Iffland produced the then contemporary, now classical works of Goethe and Schiller with conscientious care, but he had little understanding for the drama of the romantic writers. As an actor, he was conspicuous for his comedy parts: fine gentlemen, polished men of the world, and distinguished princes.

Iffland died in Berlin on 22 September 1814. He is buried in the Jerusalems- und Neue Kirche Friedhof II (Cemetery No. II of the Jerusalem's Church and New Church) in Berlin-Kreuzberg. A bronze portrait statue of him was erected in front of the Mannheim theater in 1864. A street in Berlin is named after him.

The Iffland-Ring bears Iffland's likeness, and is borne by the most important German-speaking actor, as decided by his predecessor.

==Works==
Iffland specialized domestic dramas depicting everyday life.
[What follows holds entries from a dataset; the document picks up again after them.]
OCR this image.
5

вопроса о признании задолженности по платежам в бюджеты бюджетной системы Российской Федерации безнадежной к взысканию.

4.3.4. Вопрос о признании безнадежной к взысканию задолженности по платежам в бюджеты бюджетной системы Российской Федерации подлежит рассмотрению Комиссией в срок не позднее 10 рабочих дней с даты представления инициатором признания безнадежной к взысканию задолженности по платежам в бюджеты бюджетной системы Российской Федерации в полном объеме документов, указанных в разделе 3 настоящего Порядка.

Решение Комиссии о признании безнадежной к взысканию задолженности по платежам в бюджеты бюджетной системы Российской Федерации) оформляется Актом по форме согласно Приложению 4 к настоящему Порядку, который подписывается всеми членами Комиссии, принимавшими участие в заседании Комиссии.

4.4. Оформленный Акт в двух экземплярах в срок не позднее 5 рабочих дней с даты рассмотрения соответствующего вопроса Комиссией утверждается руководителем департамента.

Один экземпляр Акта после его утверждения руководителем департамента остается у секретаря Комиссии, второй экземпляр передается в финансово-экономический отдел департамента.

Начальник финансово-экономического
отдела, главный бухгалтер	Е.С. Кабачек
His works display a thorough mastery of the technical necessities of the stage, and a remarkable power of devising effective situations.

His best-known plays are Die Jäger, Dienstpflicht, Die Advokaten, Die Mündel and Die Hagstolzen. Iffland was also a dramatic critic, and German actors placed high value on his reasonings and hints about their works in his Almanach für Theater und Theaterfreunde. During 1798–1802 he issued his Dramatischen Werke in sixteen volumes, to which he added an autobiography (Meine theatralische Laufbahn). During 1807–1809 Iffland put out two volumes of Neue dramatische Werke. Selections from his writings were later published, one in two volumes, the other in ten volumes.